Fiona Macleod
Tribal chiefs in charge of a private game reserve in northern KwaZulu-Natal are determined to save Sahib, the mighty African elephant bull stranded in exile in a German circus.
The chiefs came forward this week to offer Sahib sanctuary in their community-run reserve, after Northern Province conservation officials rejected the Mayibuye Sahib project started by a wildlife rehabilitation centre in that province.
“The chiefs say Sahib is an African elephant and he must return to Africa,” says Lawrence Anthony, a representative of the reserve. “They would welcome him back home.”
The chiefs are in charge of an innovative community conservation project in the Royal Zulu Reserve, which spans about 15 000ha adjacent to the Hluhluwe-Umfolozi provincial game reserve. Anthony says it has a few resident elephants, and the chiefs would have to get expert advice on how to integrate Sahib.
The Mail & Guardian reported last week that Sahib, a 20-year-old bull with magnificent tusks, was orphaned in a cull in Zimbabwe and has been abused and bullied in the German circus for the past 18 years. The circus owners no longer want him and are threatening to shoot him.

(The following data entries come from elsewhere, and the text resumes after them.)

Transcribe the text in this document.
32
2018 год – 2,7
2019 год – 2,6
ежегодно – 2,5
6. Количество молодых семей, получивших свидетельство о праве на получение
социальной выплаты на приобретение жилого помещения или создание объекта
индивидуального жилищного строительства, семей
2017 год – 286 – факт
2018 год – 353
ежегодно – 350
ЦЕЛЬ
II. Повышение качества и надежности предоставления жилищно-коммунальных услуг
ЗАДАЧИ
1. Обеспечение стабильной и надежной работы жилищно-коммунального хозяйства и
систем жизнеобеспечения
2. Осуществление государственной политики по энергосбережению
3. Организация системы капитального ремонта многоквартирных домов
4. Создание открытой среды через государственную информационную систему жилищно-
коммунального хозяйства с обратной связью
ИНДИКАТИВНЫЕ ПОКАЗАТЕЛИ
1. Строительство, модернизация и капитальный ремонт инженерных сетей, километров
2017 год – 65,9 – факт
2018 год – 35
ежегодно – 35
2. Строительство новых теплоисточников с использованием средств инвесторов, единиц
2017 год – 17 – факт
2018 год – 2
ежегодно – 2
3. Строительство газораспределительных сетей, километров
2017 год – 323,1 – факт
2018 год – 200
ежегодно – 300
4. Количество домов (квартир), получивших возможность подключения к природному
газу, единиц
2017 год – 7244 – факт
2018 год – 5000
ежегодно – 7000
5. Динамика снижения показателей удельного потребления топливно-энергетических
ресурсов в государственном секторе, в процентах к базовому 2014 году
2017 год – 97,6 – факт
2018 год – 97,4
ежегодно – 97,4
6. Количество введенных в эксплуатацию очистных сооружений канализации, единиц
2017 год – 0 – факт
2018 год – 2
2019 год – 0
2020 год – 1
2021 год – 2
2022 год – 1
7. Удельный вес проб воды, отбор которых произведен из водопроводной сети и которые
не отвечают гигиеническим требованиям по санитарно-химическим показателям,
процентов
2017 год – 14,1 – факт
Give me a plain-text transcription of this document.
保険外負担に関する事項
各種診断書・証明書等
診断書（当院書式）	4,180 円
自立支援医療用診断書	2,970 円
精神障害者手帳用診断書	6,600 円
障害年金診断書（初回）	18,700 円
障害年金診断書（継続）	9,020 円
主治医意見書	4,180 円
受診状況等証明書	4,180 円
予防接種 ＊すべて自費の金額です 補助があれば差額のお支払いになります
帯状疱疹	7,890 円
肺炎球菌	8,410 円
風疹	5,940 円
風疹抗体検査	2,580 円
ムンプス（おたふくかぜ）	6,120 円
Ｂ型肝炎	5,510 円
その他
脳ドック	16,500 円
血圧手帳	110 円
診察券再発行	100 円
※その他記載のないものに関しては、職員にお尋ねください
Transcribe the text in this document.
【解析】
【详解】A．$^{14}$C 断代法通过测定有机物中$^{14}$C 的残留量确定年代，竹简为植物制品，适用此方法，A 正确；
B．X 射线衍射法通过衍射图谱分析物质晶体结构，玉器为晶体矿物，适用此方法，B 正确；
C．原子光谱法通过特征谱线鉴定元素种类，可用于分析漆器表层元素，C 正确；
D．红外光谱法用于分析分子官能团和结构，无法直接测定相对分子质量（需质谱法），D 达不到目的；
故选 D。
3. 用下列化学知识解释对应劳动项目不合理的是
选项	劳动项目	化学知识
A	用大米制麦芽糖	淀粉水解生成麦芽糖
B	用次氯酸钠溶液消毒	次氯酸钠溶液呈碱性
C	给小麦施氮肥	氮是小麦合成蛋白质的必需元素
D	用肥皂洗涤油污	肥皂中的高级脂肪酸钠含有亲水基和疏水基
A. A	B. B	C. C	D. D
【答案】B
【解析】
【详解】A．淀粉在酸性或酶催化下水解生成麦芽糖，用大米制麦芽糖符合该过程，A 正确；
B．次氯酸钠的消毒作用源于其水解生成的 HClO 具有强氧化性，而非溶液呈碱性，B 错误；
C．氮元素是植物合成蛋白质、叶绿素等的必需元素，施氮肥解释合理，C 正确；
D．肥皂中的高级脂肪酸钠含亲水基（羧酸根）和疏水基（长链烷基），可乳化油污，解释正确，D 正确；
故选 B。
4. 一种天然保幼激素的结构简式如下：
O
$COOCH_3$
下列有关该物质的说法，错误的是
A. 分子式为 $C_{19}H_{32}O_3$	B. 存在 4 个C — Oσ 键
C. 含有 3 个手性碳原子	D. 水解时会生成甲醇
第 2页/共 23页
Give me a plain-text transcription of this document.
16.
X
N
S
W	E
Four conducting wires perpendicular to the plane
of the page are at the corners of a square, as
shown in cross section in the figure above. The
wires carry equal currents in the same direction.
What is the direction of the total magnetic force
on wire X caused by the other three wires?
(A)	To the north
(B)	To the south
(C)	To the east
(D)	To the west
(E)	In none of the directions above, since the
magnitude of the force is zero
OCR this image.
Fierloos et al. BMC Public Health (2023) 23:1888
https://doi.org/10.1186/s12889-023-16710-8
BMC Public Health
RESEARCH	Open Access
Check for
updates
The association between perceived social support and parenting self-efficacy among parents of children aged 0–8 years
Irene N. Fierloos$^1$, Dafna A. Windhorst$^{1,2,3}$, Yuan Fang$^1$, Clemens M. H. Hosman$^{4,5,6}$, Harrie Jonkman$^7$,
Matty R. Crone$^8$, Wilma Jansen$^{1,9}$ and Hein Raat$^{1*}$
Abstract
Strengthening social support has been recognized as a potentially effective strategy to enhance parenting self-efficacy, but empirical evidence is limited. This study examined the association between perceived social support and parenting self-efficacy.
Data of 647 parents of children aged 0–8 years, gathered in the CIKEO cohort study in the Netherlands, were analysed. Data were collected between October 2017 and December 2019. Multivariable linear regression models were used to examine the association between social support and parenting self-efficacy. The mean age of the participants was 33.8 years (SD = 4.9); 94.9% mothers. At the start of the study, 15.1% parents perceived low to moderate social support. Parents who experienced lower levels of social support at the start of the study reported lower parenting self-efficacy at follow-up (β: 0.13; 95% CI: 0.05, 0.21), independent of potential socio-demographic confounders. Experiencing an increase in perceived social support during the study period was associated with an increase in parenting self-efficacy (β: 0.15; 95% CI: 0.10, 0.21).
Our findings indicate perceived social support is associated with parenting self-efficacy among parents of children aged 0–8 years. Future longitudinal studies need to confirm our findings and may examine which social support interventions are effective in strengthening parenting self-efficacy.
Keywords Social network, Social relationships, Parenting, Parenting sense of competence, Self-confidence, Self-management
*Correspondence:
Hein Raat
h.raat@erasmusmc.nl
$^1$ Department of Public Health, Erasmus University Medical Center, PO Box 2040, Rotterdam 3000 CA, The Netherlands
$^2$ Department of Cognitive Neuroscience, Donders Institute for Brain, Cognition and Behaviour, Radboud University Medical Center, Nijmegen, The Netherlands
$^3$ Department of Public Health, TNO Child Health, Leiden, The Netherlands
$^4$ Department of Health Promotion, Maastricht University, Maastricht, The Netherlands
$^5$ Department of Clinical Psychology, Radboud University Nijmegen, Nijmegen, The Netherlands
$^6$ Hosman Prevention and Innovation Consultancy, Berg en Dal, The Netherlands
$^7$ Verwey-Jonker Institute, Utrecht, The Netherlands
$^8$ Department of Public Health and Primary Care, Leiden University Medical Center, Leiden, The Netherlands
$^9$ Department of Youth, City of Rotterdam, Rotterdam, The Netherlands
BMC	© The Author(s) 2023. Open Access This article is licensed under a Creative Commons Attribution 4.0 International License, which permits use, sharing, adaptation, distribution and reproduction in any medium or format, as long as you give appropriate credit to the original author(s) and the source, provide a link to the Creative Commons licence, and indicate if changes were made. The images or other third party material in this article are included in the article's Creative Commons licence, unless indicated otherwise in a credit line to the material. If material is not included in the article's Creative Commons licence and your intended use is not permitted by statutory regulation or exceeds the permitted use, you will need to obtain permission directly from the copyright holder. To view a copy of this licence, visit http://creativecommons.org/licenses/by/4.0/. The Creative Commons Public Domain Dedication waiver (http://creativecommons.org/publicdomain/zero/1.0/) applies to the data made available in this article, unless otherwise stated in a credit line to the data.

The SanWild wildlife sanctuary in Northern Province secured funding for his return, and assembled a group of local elephant experts to study his rehabilitation in the wild. But bureaucrats refused to give him an import permit, because they said the Mayibuye Sahib project would not contribute significantly towards conservation and might cause an “unmanageable precedent”.
The national Department of Environmental Affairs and Tourism referred appeals by SanWild back to the Northern Province officials, saying it was a provincial rather than a national decision. This week the provincial department informed SanWild its refusal to grant an import permit was not negotiable.
Anthony is optimistic the KwaZulu-Natal Conservation Service will regard the chiefs’ support for the Mayibuye Sahib project in a favourable light. “Our preliminary inquiries indicate they will have an open mind to granting an import permit,” he says.